Où va la mode non binaire à partir d'ici

Quand Harris Reed grandissait en Arizona, on le retrouvait parfois en train de danser avec sa mère, vêtu de ses robes, un boa rose géant autour du cou. Selon ses propres termes, il se sentait invincible, même lorsqu'on lui avait lancé des insultes homophobes dans la cour de récréation plus tôt dans la journée. Transposé dans sa vie universitaire à Londres, la mode devenait souvent le doigt d'honneur ultime pour ses harceleurs. « J'aime défier et pousser les gens », explique Reed, aujourd'hui directeur artistique de Nina Ricci et de sa marque éponyme. « Courir dans le bus avec des bottes à plateformes ou des chemisiers amples et des pantalons en lamé doré – voir les gens provoqués – les aide vraiment à se demander pourquoi ils sont si contrariés. Plus on voit des hommes, des femmes, des personnes transgenres et des personnes non binaires repousser les limites de la mode, plus cela suscite le débat. »
C'est un peu comme vendre du shampoing pour hommes et du shampoing pour femmes. C'est la même chose, avec les mêmes ingrédients et le même prix, et pourtant, on trouve des moyens de créer des barrières pour savoir qui devrait acheter un produit et qui ne devrait pas.
Pour beaucoup, Reed y compris, la mode a toujours été un lieu de bouleversement des normes de genre. Cette saison, lors de défilés comme ceux de Tanner Fletcher , Jil Sander , Palomo Spain, Willy Chavarria et DSquared2, cet esprit a envahi les podiums avec une force fluide. Pour l'automne 2025, Prada a mêlé nœuds féminins et formes carrées , juxtaposant féminité traditionnelle et silhouettes masculines. Cependant, d'autres poids lourds ont retrouvé la forme, adoptant une approche binaire plus stricte et rigide. Reste à savoir s'il s'agit d'une réaction au recul des droits LGBTQ aux États-Unis sous la deuxième administration Trump. Mais une chose est sûre : la mode et les questions de genre n'ont jamais été aussi étroitement liées.

Jil Sander automne 2025.
Malgré leurs inquiétudes quant à l'état du monde, de nombreux créateurs restent attachés à la création non genrée, à la fois par souci de rentabilité et par impératif moral. Pour Tanner Fletcher, c'est un pilier de la marque. « C'est un peu comme vendre du shampoing pour homme et du shampoing pour femme. C'est la même chose, avec les mêmes ingrédients et le même prix, et pourtant, on trouve le moyen de créer des barrières entre ceux qui devraient acheter un produit et ceux qui ne devraient pas l'acheter », explique Tanner Richie, co-créateur. « Je pense qu'il est important pour les créateurs de dépasser les barrières de genre, car elles ne sont rien d'autre qu'une barrière. » Christian Siriano , qui s'est récemment lancé dans la mode masculine, a également trouvé des avantages à se débarrasser de la question du genre. « Nous avons vendu aux femmes une grande partie des vêtements du défilé que nous venions de présenter sur des modèles masculins. Certains de ces costumes et tenues complètes [pour femmes] que nous avons créés sont également achetés par les hommes », explique-t-il. « Nous voulions voir si les gens achèteraient réellement une veste courte rouge irisée et un pantalon très ajusté, et c'est ce qu'ils ont fait. »
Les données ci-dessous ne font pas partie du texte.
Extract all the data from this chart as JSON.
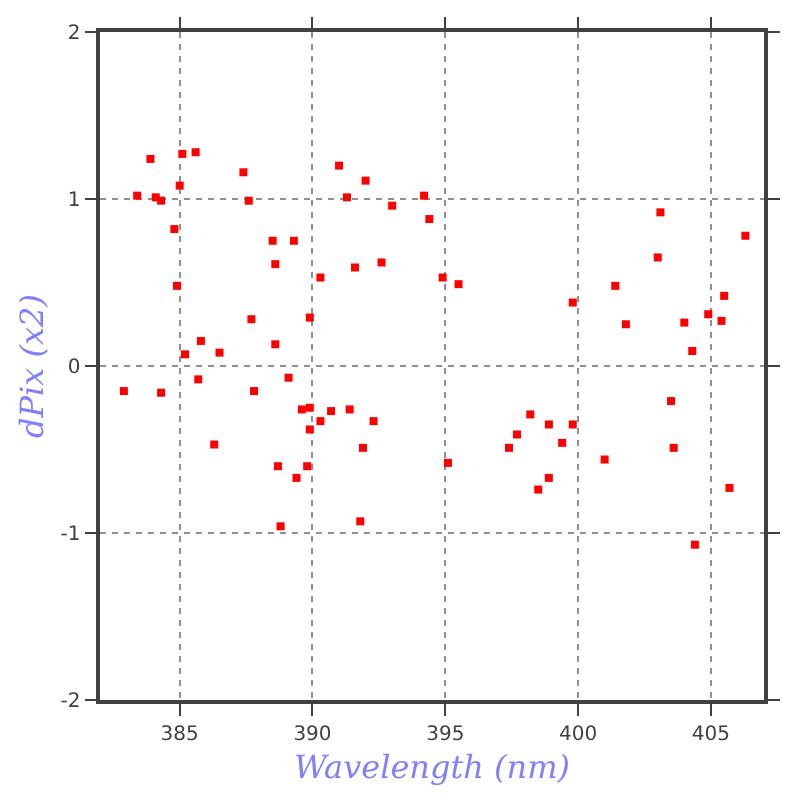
{
  "chart_data": {
    "type": "scatter",
    "xlabel": "Wavelength (nm)",
    "ylabel": "dPix (x2)",
    "xlim": [
      382,
      407
    ],
    "xticks": [
      385,
      390,
      395,
      400,
      405
    ],
    "ylim": [
      -2,
      2
    ],
    "yticks": [
      -2,
      -1,
      0,
      1,
      2
    ],
    "grid": true,
    "marker": "square",
    "series": [
      {
        "color": "#ff0000",
        "x": [
          382.9,
          383.4,
          383.9,
          384.1,
          384.3,
          384.3,
          384.8,
          384.9,
          385.0,
          385.1,
          385.2,
          385.6,
          385.7,
          385.8,
          386.3,
          386.5,
          387.4,
          387.6,
          387.7,
          387.8,
          388.5,
          388.6,
          388.6,
          388.7,
          388.8,
          389.1,
          389.3,
          389.4,
          389.6,
          389.8,
          389.9,
          389.9,
          389.9,
          390.3,
          390.3,
          390.7,
          391.0,
          391.3,
          391.4,
          391.6,
          391.8,
          391.9,
          392.0,
          392.3,
          392.6,
          393.0,
          394.2,
          394.4,
          394.9,
          395.1,
          395.5,
          397.4,
          397.7,
          398.2,
          398.5,
          398.9,
          398.9,
          399.4,
          399.8,
          399.8,
          401.0,
          401.4,
          401.8,
          403.0,
          403.1,
          403.5,
          403.6,
          404.0,
          404.3,
          404.4,
          404.9,
          405.4,
          405.5,
          405.7,
          406.3
        ],
        "values": [
          -0.15,
          1.02,
          1.24,
          1.01,
          0.99,
          -0.16,
          0.82,
          0.48,
          1.08,
          1.27,
          0.07,
          1.28,
          -0.08,
          0.15,
          -0.47,
          0.08,
          1.16,
          0.99,
          0.28,
          -0.15,
          0.75,
          0.61,
          0.13,
          -0.6,
          -0.96,
          -0.07,
          0.75,
          -0.67,
          -0.26,
          -0.6,
          -0.25,
          0.29,
          -0.38,
          -0.33,
          0.53,
          -0.27,
          1.2,
          1.01,
          -0.26,
          0.59,
          -0.93,
          -0.49,
          1.11,
          -0.33,
          0.62,
          0.96,
          1.02,
          0.88,
          0.53,
          -0.58,
          0.49,
          -0.49,
          -0.41,
          -0.29,
          -0.74,
          -0.67,
          -0.35,
          -0.46,
          -0.35,
          0.38,
          -0.56,
          0.48,
          0.25,
          0.65,
          0.92,
          -0.21,
          -0.49,
          0.26,
          0.09,
          -1.07,
          0.31,
          0.27,
          0.42,
          -0.73,
          0.78
        ]
      }
    ]
  }
}
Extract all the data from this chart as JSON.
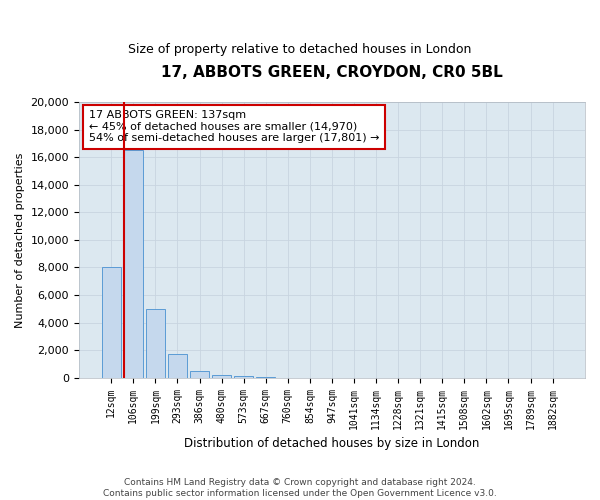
{
  "title_line1": "17, ABBOTS GREEN, CROYDON, CR0 5BL",
  "title_line2": "Size of property relative to detached houses in London",
  "xlabel": "Distribution of detached houses by size in London",
  "ylabel": "Number of detached properties",
  "categories": [
    "12sqm",
    "106sqm",
    "199sqm",
    "293sqm",
    "386sqm",
    "480sqm",
    "573sqm",
    "667sqm",
    "760sqm",
    "854sqm",
    "947sqm",
    "1041sqm",
    "1134sqm",
    "1228sqm",
    "1321sqm",
    "1415sqm",
    "1508sqm",
    "1602sqm",
    "1695sqm",
    "1789sqm",
    "1882sqm"
  ],
  "bar_values": [
    8000,
    16500,
    5000,
    1700,
    500,
    200,
    100,
    50,
    20,
    0,
    0,
    0,
    0,
    0,
    0,
    0,
    0,
    0,
    0,
    0,
    0
  ],
  "bar_color": "#c5d8ed",
  "bar_edge_color": "#5b9bd5",
  "annotation_text": "17 ABBOTS GREEN: 137sqm\n← 45% of detached houses are smaller (14,970)\n54% of semi-detached houses are larger (17,801) →",
  "annotation_box_color": "#ffffff",
  "annotation_box_edge_color": "#cc0000",
  "red_line_color": "#cc0000",
  "ylim": [
    0,
    20000
  ],
  "yticks": [
    0,
    2000,
    4000,
    6000,
    8000,
    10000,
    12000,
    14000,
    16000,
    18000,
    20000
  ],
  "grid_color": "#c8d4e0",
  "background_color": "#dce8f0",
  "footer_text": "Contains HM Land Registry data © Crown copyright and database right 2024.\nContains public sector information licensed under the Open Government Licence v3.0."
}
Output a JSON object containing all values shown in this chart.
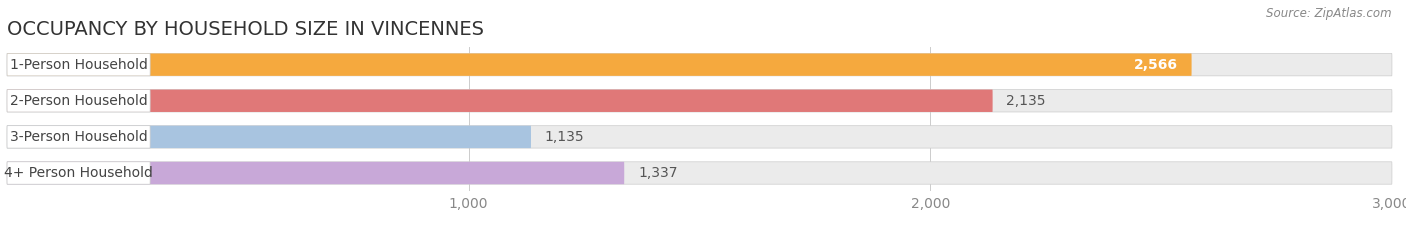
{
  "title": "OCCUPANCY BY HOUSEHOLD SIZE IN VINCENNES",
  "source": "Source: ZipAtlas.com",
  "categories": [
    "1-Person Household",
    "2-Person Household",
    "3-Person Household",
    "4+ Person Household"
  ],
  "values": [
    2566,
    2135,
    1135,
    1337
  ],
  "bar_colors": [
    "#F5A93E",
    "#E07878",
    "#A8C4E0",
    "#C8A8D8"
  ],
  "value_inside": [
    true,
    false,
    false,
    false
  ],
  "xlim": [
    0,
    3000
  ],
  "xticks": [
    1000,
    2000,
    3000
  ],
  "xtick_labels": [
    "1,000",
    "2,000",
    "3,000"
  ],
  "background_color": "#ffffff",
  "bar_bg_color": "#ebebeb",
  "title_fontsize": 14,
  "tick_fontsize": 10,
  "label_fontsize": 10,
  "value_fontsize": 10
}
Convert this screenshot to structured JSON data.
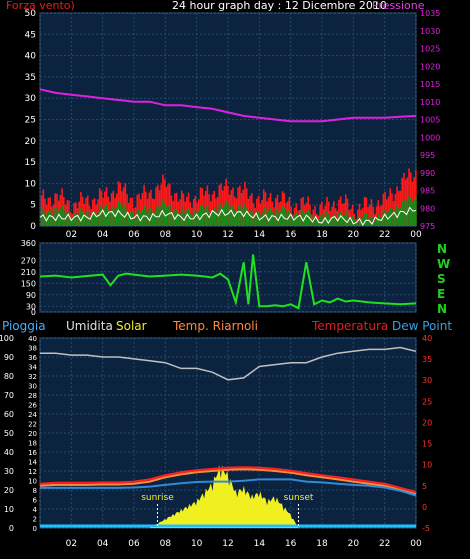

Palomo Espagne printemps 2025.
Le créateur Willy Chavarria, dont le premier défilé parisien a fait grand bruit, prône une approche floue des genres et une mission de justice sociale. Il explique s'engager dans un plan en trois volets pour intégrer les communautés sous-représentées dans son travail : « s'associer à d'autres partenaires créatifs pour diffuser des messages plus percutants, être vigilant quant à ma propre expression et mettre le volume dans tout ce que je fais. » Reed partage l'avis de Chavarria, affirmant qu'il est temps d'être « audacieux et audacieux, sans avoir peur, car je pense que beaucoup de gens ont peur d'être eux-mêmes. »
Alors que de nombreuses marques adoptent une attitude défensive et s'accrochent à des codes binaires rigides, d'autres entendent les contrer plus que jamais, en permettant à chacun de s'exprimer à travers ses vêtements. « Au final, il s'agit de donner à chacun la liberté de se définir comme il l'entend, sans être limité par les attentes sociétales », affirment Dean et Dan Caten de DSquared2. « Les défilés sont une plateforme incroyable pour remettre en question ces conventions et susciter le débat. C'est un pas audacieux vers un avenir où la mode est véritablement accessible à tous. »
Une version de cette histoire apparaît dans le numéro d'été 2025 d'ELLE.